Athenæ Oxonienses. The History of Oxford Writers. Vol. 2, p. 350
Corbet Owen
son of Will. Owen of Pontsbury in Shropshire Minister, was born at Hinton in that County, an. 1646 educated in the first rudiments of Grammar in a private School in Shrewsbury under one Scofield a loyal Parson (emulated by the Town Free-school under the government of the Saints) where he profited very much, and more might he have done, had not his friends sent him into France, and thence into Flanders to be touched by the then exil’d King for the cure of the Kings Evil, of which he was once so lame that he went upon crutches. In the month of May 1658 he made his first entry into Westminster School, and in the year following, he was elected one of the Kings Scholars there, where ’twas usual with him to speak 40 or 50 smooth and elegant verses ex tempore, in little more than half an hour.
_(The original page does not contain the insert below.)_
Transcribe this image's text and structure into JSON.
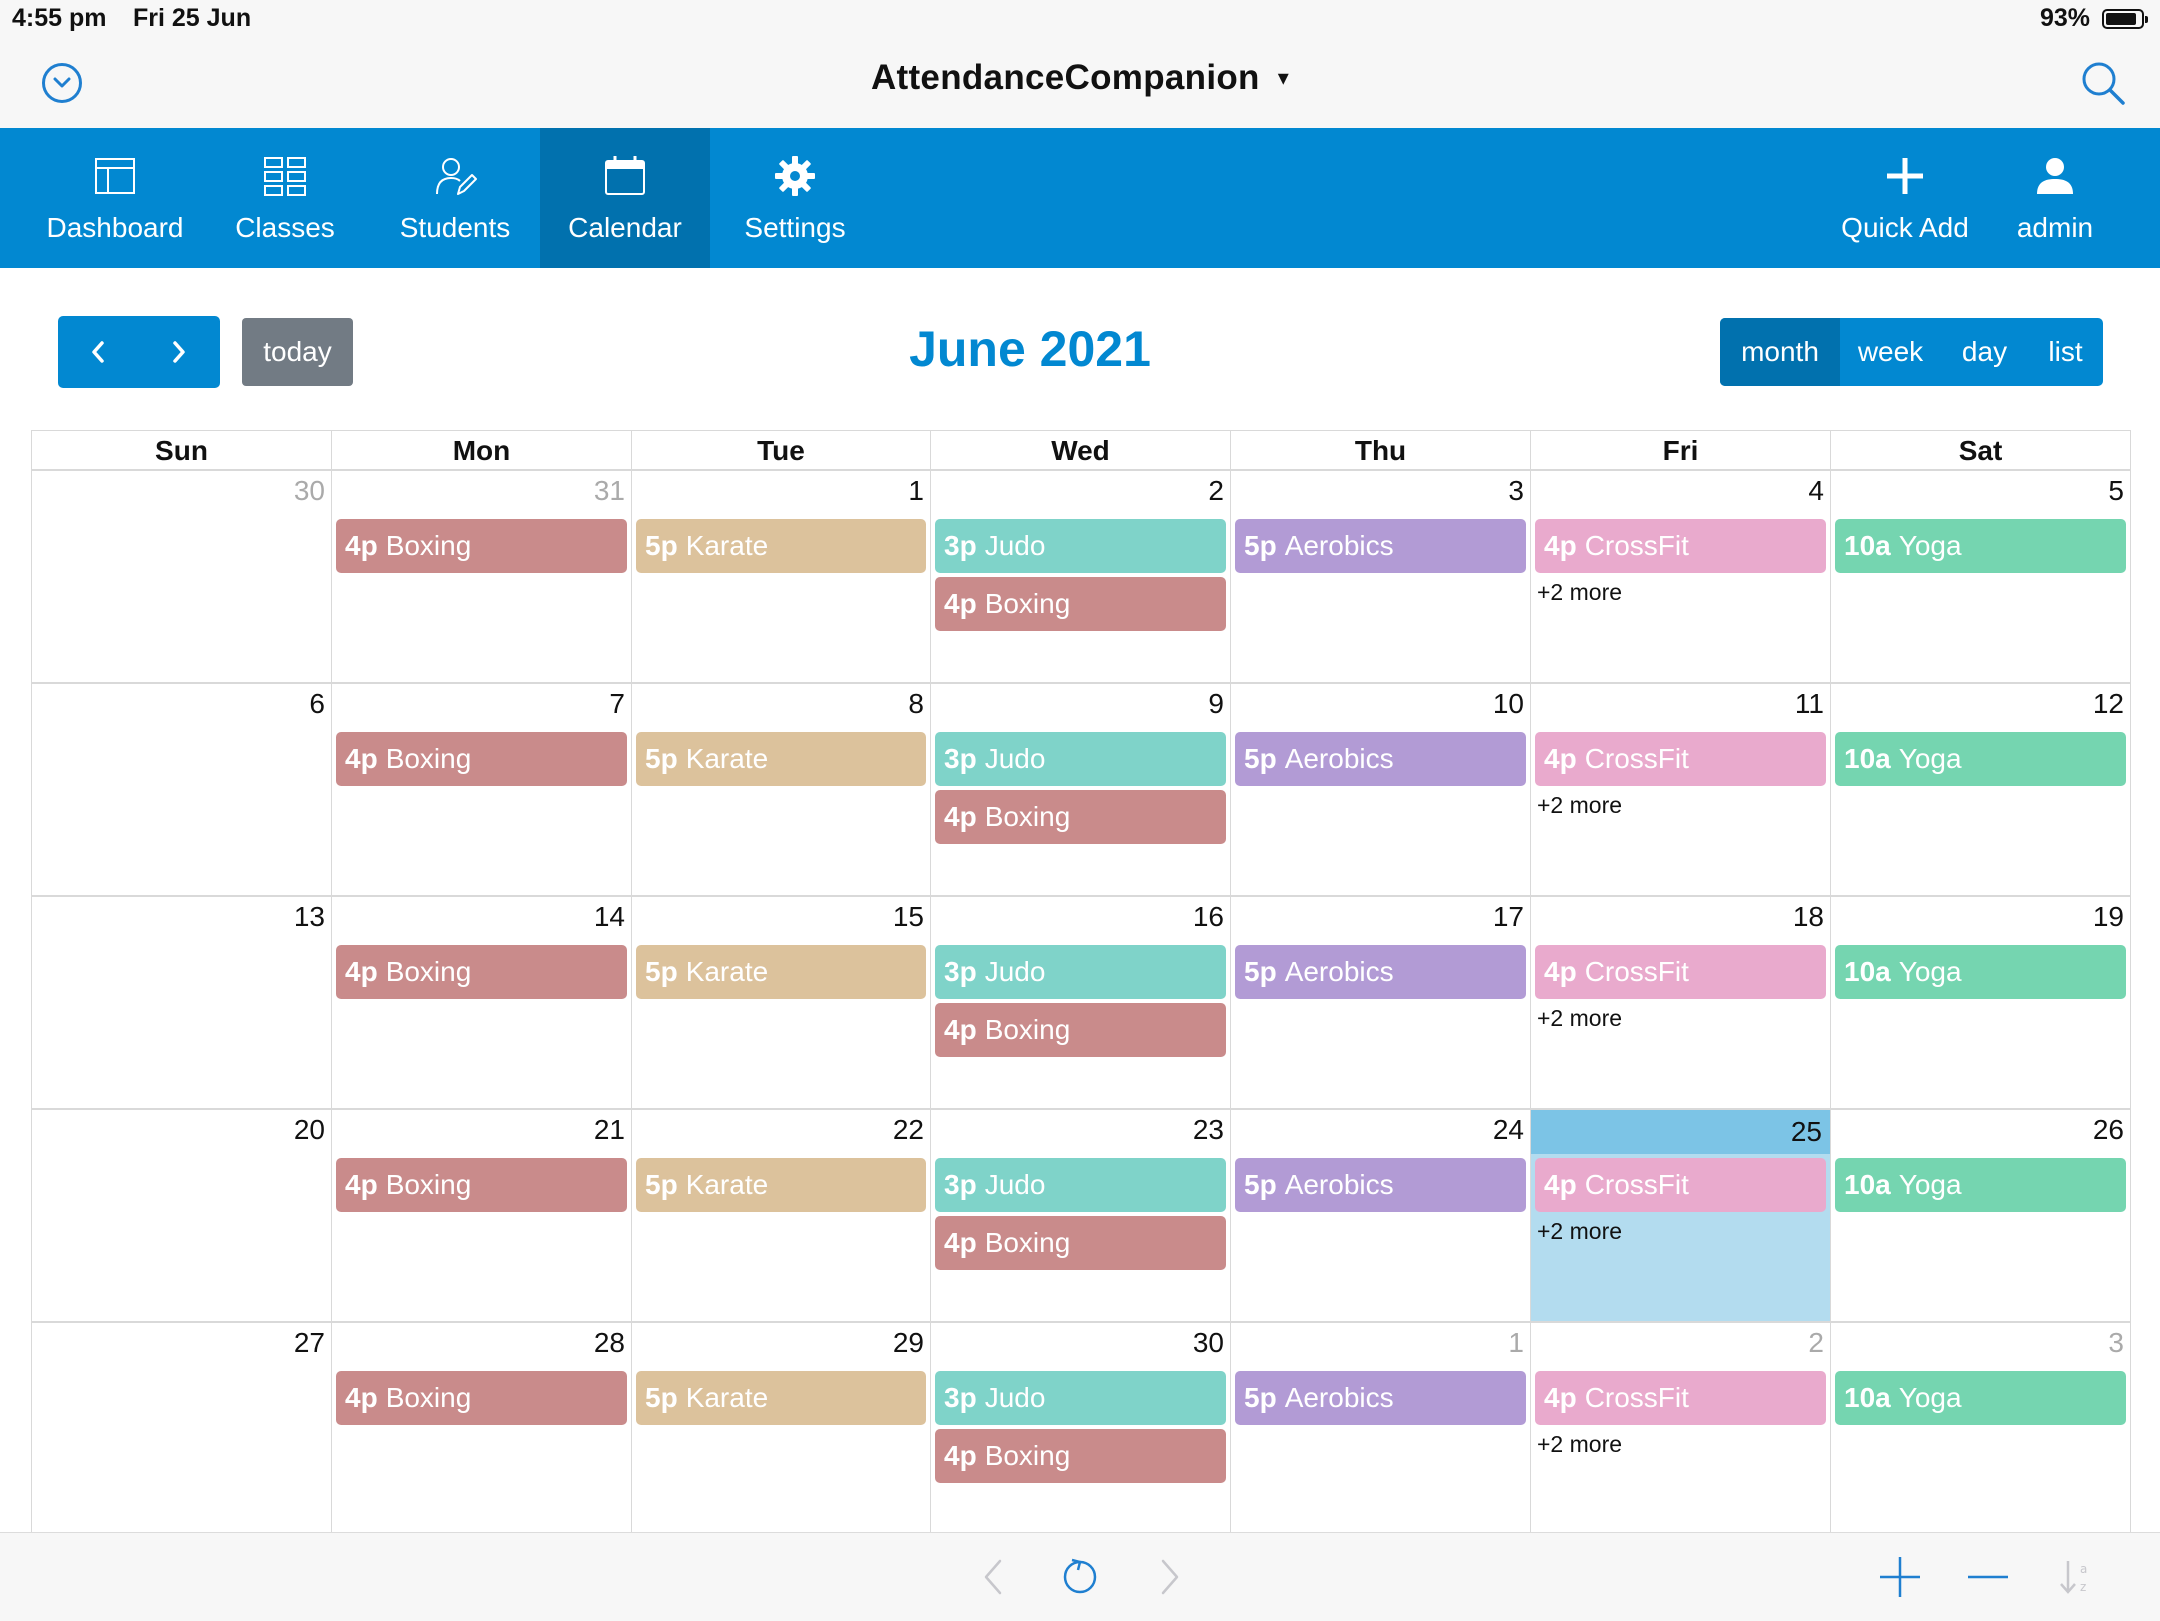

In 1664 he was elected Student of Ch. Ch. and in short time was well vers’d in the most crabbed subtilities of Philosophy. After he was Bach. of Arts he applied himself to the study of Physick, in which he made so wonderful a progress, that had he lived, he would have gone beyond all of his time in that faculty. In 1670 he proceeded M. of A. and had there been an Act celebrated that year (which was put off because of the death of the Duchess of Orleance) he would have performed the exercise belonging to the Senior of that solemnity, and thereby would, as ’tis probable, have shew’d himself as excellent for Oratory, as he had the year before done for his poetry. He was the most forward person of his age in the University for his polite learning. He was enriched with a great and happy memory, a most accurate judgment, and with a clear and quick wit. He hath written,
Carmen Pindaricum in Theatrum Sheldonianum, in solennibus magnifici operis Encaeniis. Oxon. 1669 in 4. sh. in qu.
Divers poems. MS.—with translations of Poetry, particularly the Otho of Monsieur de Corneille, (often acted on the French stage) which he rendred into English vers. He died to the great reluctancy of all those who were well acquainted with the wonderful pregnancy of his parts, about the 18. day of January in sixteen hundred and seventy,1671. and was buried in the Church at Cundore in Shropshire. Soon after was a large epitaph made for, by one that intirely loved, him; but whether it was put over his grave, I know not. The beginning is this. Siste viator, & irrita naturae virtutisque molimina, vel risu vel lachrymis prosequere, &c.